Like the protesters at Peterloo, she is about to be trampled when a shape arises like a mist to kill Anarchy. We hear a voice advocating freedom and encouraging the people to seize it. We see "a great Assembly … Of the fearless and the free" assailed, like the Peterloo crowds, by the troops of their rulers. Yet their bayonets and scimitars are somehow defeated by the resolution of the people.
The title of the poem refers both to a dramatic pageant (like the masques that monarchs stage to celebrate their power) and an organised deception (the "masquerade" of those in authority). The poet's political passions were notorious and are still famous, but it was not these that made him a great poet. He was always trying out different forms: each new poem was a new experiment with rhyme and metre. The vision is recounted in the same stanzas as were used in popular ballads. The result is a dizzying mixture of poetic wit and furious hyperbole.
The Masque of Anarchy
The first nine stanzas annotated
As I lay asleep in Italy
There came a voice from over the Sea,
And with great power it forth led me
To walk in the visions of Poesy.
The poem is a dream, like the dream visions in Chaucer or Bunyan's Pilgrim's Progress. Yet in the first verse we also have the sense of Shelley being woken from the unreality of his life in Italy.
I met Murder on the way -
He had a mask like Castlereagh -
Very smooth he looked, yet grim;
Seven blood-hounds followed him:
Viscount Castlereagh, leader of the Tories in the Commons, was a spokesman for the harsh measures of political repression that followed the Peterloo massacre. Note that "Murder" is like Castlereagh, not the other way round: individual politicians are reduced to personifications of eternal vices.
All were fat; and well they might
Be in admirable plight,
For one by one, and two by two,
He tossed the human hearts to chew
Which from his wide cloak he drew.
Shelley's friend Leigh Hunt praised his "union of ludicrousness with terror" – as in this blending of apocalyptic vision with pantomime.
Next came Fraud, and he had on,
Like Eldon, an ermined gown;
His big tears, for he wept well,
Turned to mill-stones as they fell.
Lord Eldon was lord chancellor. He decided the fate of Shelley's children by his first wife, Harriet, after her suicide – refusing Shelley custody because of his "immoral and vicious" principles. Eldon was renowned for weeping even as he pronounced the harshest of sentences.
And the little children, who
Round his feet played to and fro,
Thinking every tear a gem,
Had their brains knocked out by them.
A stanza echoed in WH Auden's Epitaph on a Tyrant: "when he cried the little children died in the streets".

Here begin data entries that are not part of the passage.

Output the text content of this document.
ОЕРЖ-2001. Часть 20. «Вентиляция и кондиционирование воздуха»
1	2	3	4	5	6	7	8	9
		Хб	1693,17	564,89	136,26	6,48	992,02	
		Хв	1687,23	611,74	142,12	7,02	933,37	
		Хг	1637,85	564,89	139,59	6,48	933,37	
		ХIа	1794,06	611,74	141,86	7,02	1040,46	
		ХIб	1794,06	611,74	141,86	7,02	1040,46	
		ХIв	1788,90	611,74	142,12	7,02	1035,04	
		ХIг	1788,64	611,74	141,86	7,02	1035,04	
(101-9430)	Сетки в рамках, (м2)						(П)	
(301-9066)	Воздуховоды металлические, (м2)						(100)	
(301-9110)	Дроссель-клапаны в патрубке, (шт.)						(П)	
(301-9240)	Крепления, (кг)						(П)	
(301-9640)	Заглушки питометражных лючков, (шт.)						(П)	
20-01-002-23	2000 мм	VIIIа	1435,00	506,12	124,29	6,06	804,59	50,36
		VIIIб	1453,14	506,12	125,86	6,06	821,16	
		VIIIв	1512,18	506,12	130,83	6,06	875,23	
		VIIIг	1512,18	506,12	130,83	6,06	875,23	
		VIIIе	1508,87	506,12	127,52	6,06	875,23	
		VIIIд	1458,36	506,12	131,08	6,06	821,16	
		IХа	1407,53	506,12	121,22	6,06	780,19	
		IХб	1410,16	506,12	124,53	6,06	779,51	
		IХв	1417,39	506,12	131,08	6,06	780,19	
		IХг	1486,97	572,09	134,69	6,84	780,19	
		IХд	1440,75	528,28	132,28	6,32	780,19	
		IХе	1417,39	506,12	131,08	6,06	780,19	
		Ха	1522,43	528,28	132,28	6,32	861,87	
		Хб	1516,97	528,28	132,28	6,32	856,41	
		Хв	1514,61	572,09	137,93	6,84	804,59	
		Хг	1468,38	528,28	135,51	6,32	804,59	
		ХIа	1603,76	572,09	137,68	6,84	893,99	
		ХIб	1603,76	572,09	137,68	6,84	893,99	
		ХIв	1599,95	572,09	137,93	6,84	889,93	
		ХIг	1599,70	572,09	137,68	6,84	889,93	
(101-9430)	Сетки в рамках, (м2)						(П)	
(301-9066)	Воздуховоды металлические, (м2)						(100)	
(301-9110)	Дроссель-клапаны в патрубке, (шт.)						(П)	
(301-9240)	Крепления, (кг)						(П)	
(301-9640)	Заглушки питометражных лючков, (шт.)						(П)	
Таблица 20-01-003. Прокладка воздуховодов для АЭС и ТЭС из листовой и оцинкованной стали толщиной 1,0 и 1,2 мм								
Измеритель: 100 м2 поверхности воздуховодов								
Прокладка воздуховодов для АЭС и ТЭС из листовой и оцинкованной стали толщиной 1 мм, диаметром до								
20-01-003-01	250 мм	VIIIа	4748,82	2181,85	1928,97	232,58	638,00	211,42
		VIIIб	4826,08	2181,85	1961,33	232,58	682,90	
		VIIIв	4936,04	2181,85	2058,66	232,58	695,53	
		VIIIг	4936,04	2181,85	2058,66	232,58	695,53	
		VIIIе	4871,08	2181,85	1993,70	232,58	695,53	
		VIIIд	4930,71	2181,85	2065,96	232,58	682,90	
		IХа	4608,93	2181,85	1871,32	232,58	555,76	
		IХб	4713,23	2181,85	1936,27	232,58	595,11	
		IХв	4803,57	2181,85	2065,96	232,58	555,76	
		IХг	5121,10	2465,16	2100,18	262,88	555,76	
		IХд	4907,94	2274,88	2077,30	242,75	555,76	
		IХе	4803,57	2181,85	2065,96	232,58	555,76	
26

Clothed with the Bible, as with light,
And the shadows of the night,
Like Sidmouth, next, Hypocrisy
On a crocodile rode by.
Viscount Sidmouth was home secretary and defended the Peterloo massacre. He evokes shadows because he was in charge of the government's secret service, and is "clothed with the Bible" because of his apparent piety: he was an advocate of church building.
And many more Destructions played
In this ghastly masquerade,
All disguised, even to the eyes,
Like Bishops, lawyers, peers, or spies.
A typical Shelley list, the "spies" recalling Sidmouth's network of informers.
Last came Anarchy: he rode
On a white horse, splashed with blood;
He was pale even to the lips,
Like Death in the Apocalypse.
Shelley explicitly evokes the Book of Revelation: the three British lords and Anarchy are the four horsemen of the Apocalypse.
And he wore a kingly crown;
And in his grasp a sceptre shone;
On his brow this mark I saw -
'I AM GOD, AND KING, AND LAW!'
Like the Mark of the Beast in Revelation on the one who is King of Kings, and Lord of Lords.